Ortholog analysis of nine legume species including Lathyrus. (a) A total of 401284 genes from nine species were grouped into 36014 orthogroups. The UpSet plot shows the overlap between orthogroups from each species and the size of overlap as bar charts. (b) A maximum likelihood tree representing the phylogenetic relationship between the nine legume species.

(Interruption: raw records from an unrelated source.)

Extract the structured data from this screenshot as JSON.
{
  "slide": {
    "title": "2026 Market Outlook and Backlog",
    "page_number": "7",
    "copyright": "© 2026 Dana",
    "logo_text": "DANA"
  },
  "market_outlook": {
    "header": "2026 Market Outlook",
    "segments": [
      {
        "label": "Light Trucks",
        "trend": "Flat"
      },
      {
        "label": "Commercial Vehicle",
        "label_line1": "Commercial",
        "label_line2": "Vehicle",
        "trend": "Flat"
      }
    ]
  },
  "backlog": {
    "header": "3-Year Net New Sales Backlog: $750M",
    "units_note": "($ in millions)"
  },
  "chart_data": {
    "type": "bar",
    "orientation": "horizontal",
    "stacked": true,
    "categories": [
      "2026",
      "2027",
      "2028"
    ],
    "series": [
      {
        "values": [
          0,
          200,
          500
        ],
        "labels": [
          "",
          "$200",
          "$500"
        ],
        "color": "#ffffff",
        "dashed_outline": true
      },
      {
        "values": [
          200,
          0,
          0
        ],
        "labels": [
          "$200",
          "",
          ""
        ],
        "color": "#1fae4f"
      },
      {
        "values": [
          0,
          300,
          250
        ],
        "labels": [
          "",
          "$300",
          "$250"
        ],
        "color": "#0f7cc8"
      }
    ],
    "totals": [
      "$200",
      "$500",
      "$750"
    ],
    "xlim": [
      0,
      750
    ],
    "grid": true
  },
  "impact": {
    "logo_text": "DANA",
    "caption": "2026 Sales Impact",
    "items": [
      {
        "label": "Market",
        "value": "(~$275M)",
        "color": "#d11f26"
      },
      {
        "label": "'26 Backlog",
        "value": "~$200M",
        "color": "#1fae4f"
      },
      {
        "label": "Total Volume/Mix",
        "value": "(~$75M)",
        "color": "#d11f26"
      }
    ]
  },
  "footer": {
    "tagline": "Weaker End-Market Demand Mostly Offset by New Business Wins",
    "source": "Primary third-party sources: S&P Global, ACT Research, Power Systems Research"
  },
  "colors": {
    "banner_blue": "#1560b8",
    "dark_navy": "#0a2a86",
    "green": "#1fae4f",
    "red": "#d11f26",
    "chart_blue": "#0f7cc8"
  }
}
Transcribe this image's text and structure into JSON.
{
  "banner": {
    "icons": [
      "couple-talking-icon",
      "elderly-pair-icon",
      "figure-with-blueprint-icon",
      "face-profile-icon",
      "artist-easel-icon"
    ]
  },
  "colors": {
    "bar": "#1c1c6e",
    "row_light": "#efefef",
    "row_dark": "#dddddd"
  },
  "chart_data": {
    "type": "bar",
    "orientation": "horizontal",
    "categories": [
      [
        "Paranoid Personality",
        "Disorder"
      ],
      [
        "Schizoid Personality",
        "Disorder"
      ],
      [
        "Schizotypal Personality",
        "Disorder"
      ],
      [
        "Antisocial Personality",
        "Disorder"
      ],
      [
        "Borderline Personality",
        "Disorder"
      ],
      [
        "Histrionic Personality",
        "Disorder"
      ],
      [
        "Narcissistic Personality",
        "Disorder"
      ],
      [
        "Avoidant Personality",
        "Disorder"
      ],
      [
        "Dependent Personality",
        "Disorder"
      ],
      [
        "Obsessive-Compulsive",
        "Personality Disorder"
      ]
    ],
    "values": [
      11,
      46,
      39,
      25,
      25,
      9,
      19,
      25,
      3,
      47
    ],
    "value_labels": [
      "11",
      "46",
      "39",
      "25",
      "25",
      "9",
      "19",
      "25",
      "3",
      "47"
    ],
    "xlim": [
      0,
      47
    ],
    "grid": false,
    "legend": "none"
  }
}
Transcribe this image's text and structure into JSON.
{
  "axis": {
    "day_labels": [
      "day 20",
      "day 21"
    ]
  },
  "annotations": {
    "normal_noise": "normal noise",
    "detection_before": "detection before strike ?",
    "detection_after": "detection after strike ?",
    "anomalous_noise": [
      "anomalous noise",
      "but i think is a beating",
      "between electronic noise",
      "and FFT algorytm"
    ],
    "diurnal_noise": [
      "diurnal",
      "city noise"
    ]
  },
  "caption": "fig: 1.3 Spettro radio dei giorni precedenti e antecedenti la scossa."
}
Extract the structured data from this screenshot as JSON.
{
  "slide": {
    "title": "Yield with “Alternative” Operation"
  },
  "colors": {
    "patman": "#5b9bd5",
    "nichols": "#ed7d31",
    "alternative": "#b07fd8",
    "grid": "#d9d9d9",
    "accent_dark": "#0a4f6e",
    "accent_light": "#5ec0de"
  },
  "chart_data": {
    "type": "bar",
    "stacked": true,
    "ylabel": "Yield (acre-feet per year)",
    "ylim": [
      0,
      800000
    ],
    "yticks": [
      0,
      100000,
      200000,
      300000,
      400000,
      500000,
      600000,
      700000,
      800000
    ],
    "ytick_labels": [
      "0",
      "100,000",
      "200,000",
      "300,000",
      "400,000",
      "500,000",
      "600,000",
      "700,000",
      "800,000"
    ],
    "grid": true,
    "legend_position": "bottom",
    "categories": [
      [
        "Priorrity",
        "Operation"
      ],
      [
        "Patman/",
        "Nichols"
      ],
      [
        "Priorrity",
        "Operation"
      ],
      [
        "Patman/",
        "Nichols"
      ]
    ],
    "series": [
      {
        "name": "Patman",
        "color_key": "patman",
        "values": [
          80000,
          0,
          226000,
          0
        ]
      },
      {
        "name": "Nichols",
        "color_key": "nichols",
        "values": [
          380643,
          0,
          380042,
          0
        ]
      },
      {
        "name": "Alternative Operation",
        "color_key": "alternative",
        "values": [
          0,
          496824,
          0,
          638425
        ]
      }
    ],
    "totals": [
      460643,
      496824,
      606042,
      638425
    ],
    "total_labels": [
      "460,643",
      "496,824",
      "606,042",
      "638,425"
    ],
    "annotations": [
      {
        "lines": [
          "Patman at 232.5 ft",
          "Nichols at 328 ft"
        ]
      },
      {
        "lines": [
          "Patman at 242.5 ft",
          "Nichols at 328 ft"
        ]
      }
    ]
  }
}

Further, to confirm the validity and quality of gene prediction of the Lathyrus assembly, we searched for genes that contribute to β-ODAP biosynthesis in the Lathyrus genome. Since β-ODAP, an endogenous non-protein amino acid, is present exclusively in Lathyrus and not in the other legume species, identification of the biosynthetic genes of this non-protein amino acid in the current genome assembly will further affirm the quality of the gene prediction. β-ODAP biosynthesis is believed to occur in the mitochondria and chloroplasts and originate from precursors - asparagine and serine26. We identified most of the known genes associated with this pathway, viz. Serine O-acetyltransferase (SAT), Cysteine synthase (CS), cyanoalanine synthase (CAS), nitrilase, β-ODAP synthetase (BOS), oxalyl-CoA synthetase (OCS), and oxalate decarboxylase (ODC). The Lathyrus genome has five copies of the Serine O-acetyltransferase (SAT) gene; however, only two are expressed during the 4- and 7-day old seedlings (Fig. 4). Cysteine synthase (CS) is encoded by a multigene family in plants that includes cyanoalanine synthase (CAS) and other related enzymes. The Lathyrus genome encodes eight CS genes, out of which one may be a CAS. Previous studies reported only five CS isoforms, including a CAS26. Therefore, these results indicate that the predicted gene set of the Lathyrus genome is complete and of high quality and can be used for various gene discovery studies.

Fig. 4
figure 4

Biosynthesis of β-ODAP in Lathyrus sativus. The biosynthetic pathway of β-ODAP along with the genes/enzymes catalysing each step in the reaction is shown. The colored circles denote the expression levels of the corresponding gene in 4-day and 7-day old Lathyrus seedlings.